Penguasa Luar Angkasa
Di bumi sudah sesak. Apalagi soal korupsi, lebih sesak lagi. Siapa tahu di luar angkasa sana tidak ada koruptor. Yok kita bahas penguasaan luar angkasa, semoga para followers saya semakin tambah wawasannya.
Penguasaan luar angkasa itu kayak rebutan lapak jualan di pasar malam, tapi versi galaksi. Awalnya, cuma dua pemain besar: Uni Soviet dan Amerika Serikat. Tahun 1957, Uni Soviet ngegas duluan dengan ngeluncurin Sputnik 1. Kecil, suara "bip-bip" doang, tapi sukses bikin Amerika kelabakan kayak ketahuan nyontek. Sebulan kemudian, Soviet makin jadi-jadi. Mereka kirim Laika, seekor anjing malang yang akhirnya jadi martir pertama di luar angkasa. Laika nggak pernah pulang. Tapi ya, namanya juga eksperimen, kan?
Amerika nggak terima. Tahun 1958, mereka bales dengan Explorer 1. Tapi tetap aja yang pertama nginjek Bulan? Amerika. Tahun 1969, Neil Armstrong mendarat di Bulan dan nancepin bendera kayak lagi ngeklaim tanah kosong. Soviet? Cuma bisa nyengir kecut di pojokan.
Dulu cuma Amerika dan Soviet yang main di luar angkasa. Sekarang? Semua ikut nimbrung. Amerika punya 5.830 satelit (lebih banyak dari jumlah pedagang di Tanah Abang). China nyusul dengan 605 satelit, mungkin sebagian buat ngawasin TikTok. Rusia? 170 satelit. Nggak banyak, tapi cukup buat bikin negara lain waspada. India? Mereka ngirim misi ke Bulan pakai anggaran yang lebih kecil dari biaya produksi film Interstellar. Hasilnya? Sukses. Jadi kalau Hollywood mau bikin film luar angkasa, mungkin bisa nyontek dari India.
Jangan lupakan Elon Musk dan Jeff Bezos. Musk udah kayak tukang ojek luar angkasa, kirim roket bolak-balik kayak antar paket COD. Bezos? Sama aja. Mungkin sebentar lagi bakal ada "Amazon Prime: Lunar Edition" gratis ongkir kalau kiriman di bawah 5 kilogram.
Masa depan luar angkasa? Jangan ditanya. China udah ancang-ancang bikin pangkalan di Bulan tahun 2030. Amerika? Nggak mau kalah. NASA udah nyiapin misi ke Mars. Sebentar lagi bakal ada cluster "Mars Indah Permai" atau "Perumahan Bersubsidi Kawah Olympus." Belum lagi soal asteroid. Ada asteroid yang nilai tambangnya cukup buat nutup utang dunia. Jadi nanti bisa jadi kayak ini, "Asteroid dijual, harga nego, bonus lahan parkir."

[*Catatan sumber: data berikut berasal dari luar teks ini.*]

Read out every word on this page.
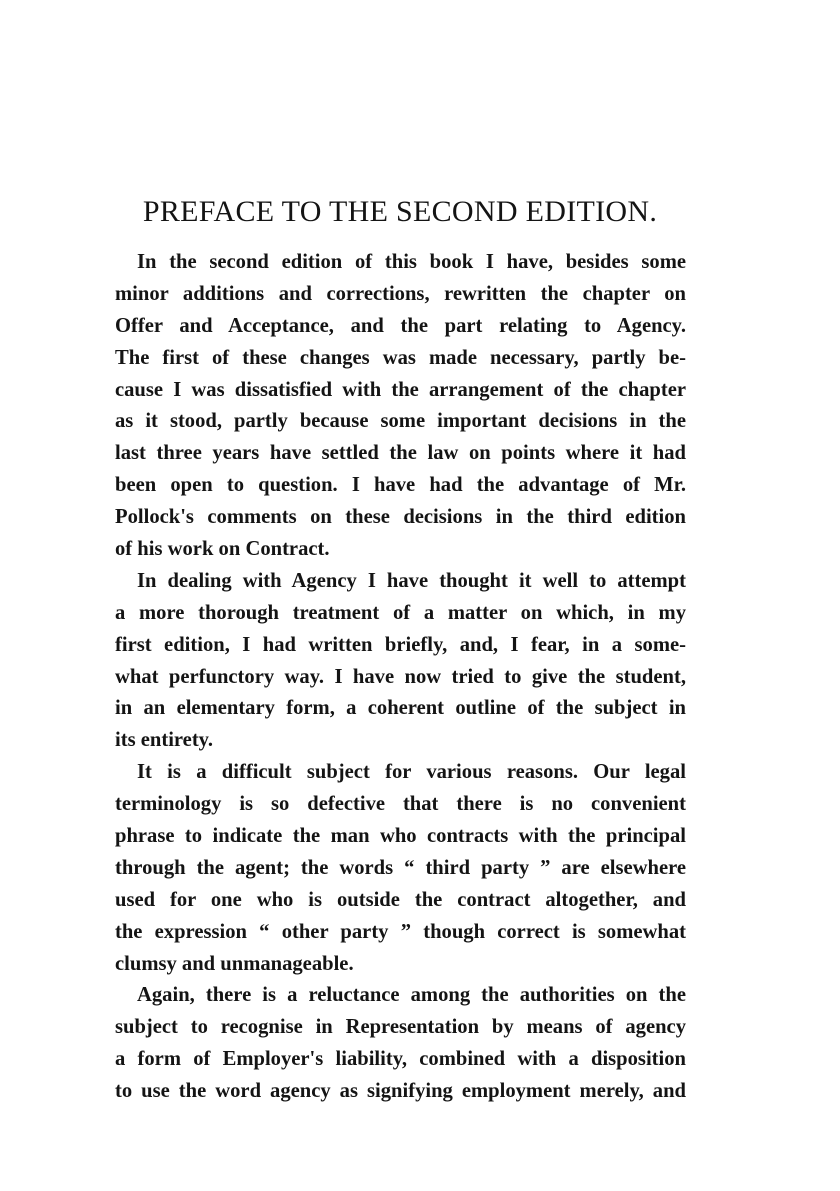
PREFACE TO THE SECOND EDITION.
In the second edition of this book I have, besides some
minor additions and corrections, rewritten the chapter on
Offer and Acceptance, and the part relating to Agency.
The first of these changes was made necessary, partly be-
cause I was dissatisfied with the arrangement of the chapter
as it stood, partly because some important decisions in the
last three years have settled the law on points where it had
been open to question. I have had the advantage of Mr.
Pollock's comments on these decisions in the third edition
of his work on Contract.
In dealing with Agency I have thought it well to attempt
a more thorough treatment of a matter on which, in my
first edition, I had written briefly, and, I fear, in a some-
what perfunctory way. I have now tried to give the student,
in an elementary form, a coherent outline of the subject in
its entirety.
It is a difficult subject for various reasons. Our legal
terminology is so defective that there is no convenient
phrase to indicate the man who contracts with the principal
through the agent; the words “ third party ” are elsewhere
used for one who is outside the contract altogether, and
the expression “ other party ” though correct is somewhat
clumsy and unmanageable.
Again, there is a reluctance among the authorities on the
subject to recognise in Representation by means of agency
a form of Employer's liability, combined with a disposition
to use the word agency as signifying employment merely, and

Indonesia gimana? Jangan salah. Kita bukan cuma jadi penonton. Tahun 1976, Indonesia meluncurkan Palapa A1, jadi negara berkembang pertama yang punya sistem satelit sendiri. Tahun 2022, kita bikin INASA (Indonesian Space Agency). Namanya keren, tapi satelit kita masih bisa dihitung pakai jari. Tapi nggak apa-apa, kan yang penting mulai. LAPAN-A1 dan LAPAN-A2 udah meluncur. Tinggal tunggu waktu sebelum kita bikin roket sendiri dan nyoba-nyoba ke Mars. Siapa tahu nanti ada warkop di Bulan, jualan kopi dan gorengan.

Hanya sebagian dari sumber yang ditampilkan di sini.